5 Optimizer

We know how to create Model, we know how to find the Model’s loss, we know how to calculate gradients, but we don’t know how to actually update the parameters of the model using the gradients. It doesn’t matter how many parameters our model has if we don’t update its weights it is just a random number generator.

We will build SGD and Adam.

Note

This is how our folder structure currently looks like. In this chapter we will work inside babygrad/optim.py.


project/
├─ .venv/                # virtual environment 
├─ babygrad/             # source code
│   ├─ __init__.py
│   ├─ ops.py
│   ├─ tensor.py
│   └─ nn.py             
├─ examples/            
│   └─ simple_mnist.py
└─ tests/                #tests

What does it mean to use gradients to update weights of our model?

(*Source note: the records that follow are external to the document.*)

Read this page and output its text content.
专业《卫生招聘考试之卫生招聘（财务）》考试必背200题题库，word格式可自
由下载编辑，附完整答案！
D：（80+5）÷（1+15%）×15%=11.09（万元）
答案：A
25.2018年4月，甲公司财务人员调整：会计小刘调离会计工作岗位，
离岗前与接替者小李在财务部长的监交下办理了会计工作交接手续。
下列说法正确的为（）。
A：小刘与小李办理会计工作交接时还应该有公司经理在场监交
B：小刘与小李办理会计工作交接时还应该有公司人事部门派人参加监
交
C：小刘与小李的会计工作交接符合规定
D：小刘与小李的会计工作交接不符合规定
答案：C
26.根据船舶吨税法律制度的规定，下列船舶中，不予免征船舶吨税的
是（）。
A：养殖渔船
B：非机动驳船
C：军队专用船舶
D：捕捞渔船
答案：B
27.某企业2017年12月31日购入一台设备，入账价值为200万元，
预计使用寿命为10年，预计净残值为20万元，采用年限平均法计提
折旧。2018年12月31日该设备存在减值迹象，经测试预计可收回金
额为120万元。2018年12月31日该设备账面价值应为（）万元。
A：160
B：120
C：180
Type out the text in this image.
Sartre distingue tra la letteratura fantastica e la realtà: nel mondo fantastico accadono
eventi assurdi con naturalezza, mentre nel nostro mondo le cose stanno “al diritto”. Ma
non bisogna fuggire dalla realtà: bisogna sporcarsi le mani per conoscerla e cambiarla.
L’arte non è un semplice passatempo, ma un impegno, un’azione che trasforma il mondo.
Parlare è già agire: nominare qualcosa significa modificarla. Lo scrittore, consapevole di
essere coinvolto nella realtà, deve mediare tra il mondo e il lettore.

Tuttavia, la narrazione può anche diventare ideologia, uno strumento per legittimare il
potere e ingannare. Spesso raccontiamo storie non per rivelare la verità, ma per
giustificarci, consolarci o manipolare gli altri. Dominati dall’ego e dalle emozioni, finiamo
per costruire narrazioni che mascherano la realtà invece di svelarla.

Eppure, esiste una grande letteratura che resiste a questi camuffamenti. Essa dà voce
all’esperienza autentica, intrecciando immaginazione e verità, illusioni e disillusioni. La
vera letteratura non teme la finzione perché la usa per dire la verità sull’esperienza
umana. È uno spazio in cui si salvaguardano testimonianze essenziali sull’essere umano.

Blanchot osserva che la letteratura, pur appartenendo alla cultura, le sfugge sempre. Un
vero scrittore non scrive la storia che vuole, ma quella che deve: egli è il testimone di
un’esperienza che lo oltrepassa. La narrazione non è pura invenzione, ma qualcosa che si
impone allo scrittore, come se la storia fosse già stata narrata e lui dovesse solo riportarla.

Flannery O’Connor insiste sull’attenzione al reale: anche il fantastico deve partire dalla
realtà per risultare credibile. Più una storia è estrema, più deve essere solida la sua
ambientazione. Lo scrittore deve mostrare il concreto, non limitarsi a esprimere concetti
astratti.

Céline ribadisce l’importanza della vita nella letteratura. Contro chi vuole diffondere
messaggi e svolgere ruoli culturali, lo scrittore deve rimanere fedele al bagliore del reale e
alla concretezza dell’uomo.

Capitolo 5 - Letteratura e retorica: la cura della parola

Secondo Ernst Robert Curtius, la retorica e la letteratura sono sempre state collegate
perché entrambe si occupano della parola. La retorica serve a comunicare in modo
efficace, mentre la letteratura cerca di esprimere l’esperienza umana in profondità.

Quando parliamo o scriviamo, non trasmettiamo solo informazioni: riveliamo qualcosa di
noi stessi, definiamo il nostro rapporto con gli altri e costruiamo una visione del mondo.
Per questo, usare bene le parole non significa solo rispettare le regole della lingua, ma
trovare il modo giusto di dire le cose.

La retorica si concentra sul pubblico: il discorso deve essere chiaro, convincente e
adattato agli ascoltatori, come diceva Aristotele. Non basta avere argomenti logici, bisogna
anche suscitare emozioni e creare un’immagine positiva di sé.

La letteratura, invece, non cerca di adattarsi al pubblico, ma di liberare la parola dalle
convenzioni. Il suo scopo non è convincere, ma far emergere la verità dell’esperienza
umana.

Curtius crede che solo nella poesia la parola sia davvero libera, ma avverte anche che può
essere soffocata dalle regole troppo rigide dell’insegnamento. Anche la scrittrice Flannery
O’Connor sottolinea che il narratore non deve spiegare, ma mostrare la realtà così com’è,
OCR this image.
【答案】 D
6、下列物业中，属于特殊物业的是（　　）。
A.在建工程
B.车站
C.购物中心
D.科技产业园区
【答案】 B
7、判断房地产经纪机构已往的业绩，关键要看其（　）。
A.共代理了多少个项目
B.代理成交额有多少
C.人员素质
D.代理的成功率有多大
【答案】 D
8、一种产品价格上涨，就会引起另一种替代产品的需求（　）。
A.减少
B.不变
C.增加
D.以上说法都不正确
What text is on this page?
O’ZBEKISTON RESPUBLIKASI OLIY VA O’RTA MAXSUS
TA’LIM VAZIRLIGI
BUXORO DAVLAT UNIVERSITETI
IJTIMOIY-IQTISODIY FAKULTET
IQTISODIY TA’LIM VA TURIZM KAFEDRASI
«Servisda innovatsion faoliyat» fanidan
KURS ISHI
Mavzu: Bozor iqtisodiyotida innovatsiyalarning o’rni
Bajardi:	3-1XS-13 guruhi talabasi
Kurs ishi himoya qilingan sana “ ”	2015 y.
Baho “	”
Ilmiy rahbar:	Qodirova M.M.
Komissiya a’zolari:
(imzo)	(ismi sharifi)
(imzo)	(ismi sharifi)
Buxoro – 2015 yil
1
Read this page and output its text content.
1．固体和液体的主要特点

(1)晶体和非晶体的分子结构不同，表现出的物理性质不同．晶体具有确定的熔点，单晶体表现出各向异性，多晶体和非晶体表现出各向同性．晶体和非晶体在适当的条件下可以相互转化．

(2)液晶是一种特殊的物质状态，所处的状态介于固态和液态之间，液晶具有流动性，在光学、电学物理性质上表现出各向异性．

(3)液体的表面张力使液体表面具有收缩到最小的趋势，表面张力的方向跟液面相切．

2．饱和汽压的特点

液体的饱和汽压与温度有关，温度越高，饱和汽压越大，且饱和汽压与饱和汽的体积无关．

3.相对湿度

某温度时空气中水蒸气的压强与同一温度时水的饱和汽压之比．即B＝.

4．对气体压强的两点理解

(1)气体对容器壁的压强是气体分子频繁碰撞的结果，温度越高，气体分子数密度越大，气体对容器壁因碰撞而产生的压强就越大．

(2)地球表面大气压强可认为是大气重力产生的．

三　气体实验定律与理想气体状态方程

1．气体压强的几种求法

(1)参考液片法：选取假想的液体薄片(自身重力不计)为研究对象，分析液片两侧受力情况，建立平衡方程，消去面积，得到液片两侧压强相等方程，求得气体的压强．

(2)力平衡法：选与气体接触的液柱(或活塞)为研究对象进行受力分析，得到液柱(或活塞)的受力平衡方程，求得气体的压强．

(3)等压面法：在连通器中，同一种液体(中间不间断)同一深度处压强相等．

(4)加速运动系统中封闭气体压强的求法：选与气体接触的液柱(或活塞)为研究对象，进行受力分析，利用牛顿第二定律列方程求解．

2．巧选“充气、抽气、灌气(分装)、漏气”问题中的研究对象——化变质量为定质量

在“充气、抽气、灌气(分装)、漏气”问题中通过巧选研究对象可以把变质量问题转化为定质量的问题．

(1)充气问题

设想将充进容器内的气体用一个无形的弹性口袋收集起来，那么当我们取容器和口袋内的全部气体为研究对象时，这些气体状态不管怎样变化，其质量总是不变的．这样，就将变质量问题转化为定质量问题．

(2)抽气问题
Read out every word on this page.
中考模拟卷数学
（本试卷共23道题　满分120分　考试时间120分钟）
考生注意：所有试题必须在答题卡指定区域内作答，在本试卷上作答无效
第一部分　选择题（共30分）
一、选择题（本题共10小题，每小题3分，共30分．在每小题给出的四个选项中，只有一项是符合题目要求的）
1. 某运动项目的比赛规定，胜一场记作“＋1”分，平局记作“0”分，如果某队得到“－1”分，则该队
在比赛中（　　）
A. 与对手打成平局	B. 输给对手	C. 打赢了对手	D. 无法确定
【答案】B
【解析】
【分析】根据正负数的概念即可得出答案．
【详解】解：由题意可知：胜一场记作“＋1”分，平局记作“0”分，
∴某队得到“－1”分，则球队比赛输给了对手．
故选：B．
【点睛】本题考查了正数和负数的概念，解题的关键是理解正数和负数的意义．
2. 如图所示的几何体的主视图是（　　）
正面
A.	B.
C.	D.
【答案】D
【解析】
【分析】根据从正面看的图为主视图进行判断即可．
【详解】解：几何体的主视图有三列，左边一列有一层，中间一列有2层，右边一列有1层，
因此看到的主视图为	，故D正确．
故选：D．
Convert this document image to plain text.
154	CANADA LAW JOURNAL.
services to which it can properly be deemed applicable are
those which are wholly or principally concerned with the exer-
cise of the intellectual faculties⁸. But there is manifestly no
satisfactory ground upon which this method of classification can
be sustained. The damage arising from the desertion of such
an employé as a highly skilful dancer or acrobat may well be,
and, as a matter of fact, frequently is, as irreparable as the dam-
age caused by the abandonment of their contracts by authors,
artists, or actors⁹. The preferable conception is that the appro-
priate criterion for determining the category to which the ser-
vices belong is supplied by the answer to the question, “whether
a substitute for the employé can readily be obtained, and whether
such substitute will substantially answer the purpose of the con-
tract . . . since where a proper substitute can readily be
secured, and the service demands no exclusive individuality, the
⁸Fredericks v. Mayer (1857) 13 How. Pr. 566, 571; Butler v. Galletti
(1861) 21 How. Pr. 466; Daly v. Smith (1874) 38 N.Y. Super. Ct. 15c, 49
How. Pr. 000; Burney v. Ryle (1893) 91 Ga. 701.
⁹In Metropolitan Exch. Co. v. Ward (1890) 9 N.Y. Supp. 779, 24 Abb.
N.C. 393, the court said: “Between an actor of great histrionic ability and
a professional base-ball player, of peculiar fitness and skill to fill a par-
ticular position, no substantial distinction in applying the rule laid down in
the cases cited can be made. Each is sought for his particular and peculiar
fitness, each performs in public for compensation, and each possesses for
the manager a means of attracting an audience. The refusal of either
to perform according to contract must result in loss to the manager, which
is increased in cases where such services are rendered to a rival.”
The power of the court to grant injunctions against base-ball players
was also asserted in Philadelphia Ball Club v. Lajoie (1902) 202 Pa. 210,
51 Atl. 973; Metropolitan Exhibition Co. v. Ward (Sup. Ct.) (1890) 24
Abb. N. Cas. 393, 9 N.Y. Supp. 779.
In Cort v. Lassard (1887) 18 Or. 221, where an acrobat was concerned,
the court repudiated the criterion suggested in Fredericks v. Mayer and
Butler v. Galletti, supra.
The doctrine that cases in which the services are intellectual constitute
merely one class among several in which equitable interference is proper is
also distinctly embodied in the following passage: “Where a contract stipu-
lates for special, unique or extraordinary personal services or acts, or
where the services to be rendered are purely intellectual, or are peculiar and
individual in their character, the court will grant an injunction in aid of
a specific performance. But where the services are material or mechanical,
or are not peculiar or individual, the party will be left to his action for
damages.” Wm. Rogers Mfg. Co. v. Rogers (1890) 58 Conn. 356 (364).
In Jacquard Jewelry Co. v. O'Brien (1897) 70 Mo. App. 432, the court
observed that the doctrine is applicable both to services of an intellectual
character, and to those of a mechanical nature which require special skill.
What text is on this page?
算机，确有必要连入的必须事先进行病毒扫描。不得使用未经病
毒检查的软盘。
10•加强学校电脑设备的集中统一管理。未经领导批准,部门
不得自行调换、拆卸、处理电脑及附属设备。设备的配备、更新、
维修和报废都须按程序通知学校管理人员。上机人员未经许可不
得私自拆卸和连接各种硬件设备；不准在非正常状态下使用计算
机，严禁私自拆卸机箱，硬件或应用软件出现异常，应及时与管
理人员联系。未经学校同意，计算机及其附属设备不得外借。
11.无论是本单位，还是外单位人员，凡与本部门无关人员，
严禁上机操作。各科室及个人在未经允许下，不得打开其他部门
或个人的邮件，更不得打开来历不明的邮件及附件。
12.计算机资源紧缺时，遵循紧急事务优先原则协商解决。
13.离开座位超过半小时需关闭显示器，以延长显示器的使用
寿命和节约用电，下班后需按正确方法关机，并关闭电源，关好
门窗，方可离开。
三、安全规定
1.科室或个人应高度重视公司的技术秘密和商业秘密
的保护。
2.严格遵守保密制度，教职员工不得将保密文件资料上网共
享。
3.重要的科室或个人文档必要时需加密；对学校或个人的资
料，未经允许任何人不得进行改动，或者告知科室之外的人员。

In the simple_mnist example:

logits = model.forward(x_batch)
#code 
loss = softmax_loss(logits, y_one_hot)
#zero/None the grads
for p in model.parameters():
    p.grad = None
#calculate the grads.
loss.backward()
#update the weights.
for p in model.parameters():
    p.data = p.data - lr * p.grad

What are we changing? We are changing the weights of the model using grad calculated by loss.backward().

So the only thing is finding the best weights for our model for good outputs.

for p in model.parameters():
    p.data = p.data - lr * p.grad

p.grad tells us the direction in which error increases. So we go opposite of it.

Changing weights like this is good but we can use different methods for changing the weights nicely.

Instead of writing the weight update loop always , we will use Optimizer. Lets first define a Base Optimizer class.

Before writing it, lets question ourselves. What should the base class contain?

Initialization of parameters.
Updating the parameters.

Anything else?

For each training loop we are calculating gradients and then based on those gradients updating the weights.

Should we keep the old gradients for a fresh training loop?

Not really. The old gradients were specific to the old weights. Once the weight update is done, they have served their purpose. If we don’t clear them, they will accumulate with the new gradients, confusing our model. So we

Zero the gradients at the start of every iteration..

FILE : babygrad/optim.py


class Optimizer:
    """
    Base class for all optimizers.
    Example of a subclass:
        class SGD(Optimizer):
            def __init__(self, params, lr=0.01):
                super().__init__(params)
                self.lr = lr
            def step(self):
                pass
    """
    def __init__(self, params):
        """
        Args:
            params (list[Parameter])
        """
        self.params = params
    def zero_grad(self):
        """
        Sets the gradients of all parameters to None.
        """
        for p in self.params:
            p.grad = None

    def step(self):
        """
        Performs a single optimization step (e.g., updating parameters).
        """
        raise NotImplementedError

5.1 SGD

What is Learning rate?

Learning rate is a number that controls how big a step the model takes when adjusting
its weights.

This is the most straightforward optimization algorithm. It follows the simple update: subtract the gradient (scaled by a learning rate) from the parameters. \[ \text{updated\_weights} = \text{current\_weights} - \text{learning\_rate} \times \text{gradients} \]

FILE : babygrad/optim.py

Exercise 5.1

Lets write the SGD class.


class SGD(Optimizer):
    """
    This optimizer updates parameters by taking a step in the direction
     of the negative gradient, multipled by the learning rate.
    """
    def __init__(self, params, lr=0.01):
        
        super().__init__(params)
        self.lr = lr

    def step(self):
        """
        Performs a single optimization step.
        """
        
        # Note: The update is performed on the .data attribute
        # Dont want `step` to be a part of computation graph.
        #check if param.grad is None or not.

Note

#example
optimizer.zero_grad()
loss.backward()
optimizer.step()

5.2 Adam

Now we have SGD. It works. One thing to observe is we are using the same learning rate for all parameters. And it doesn’t remember what happened at past updates.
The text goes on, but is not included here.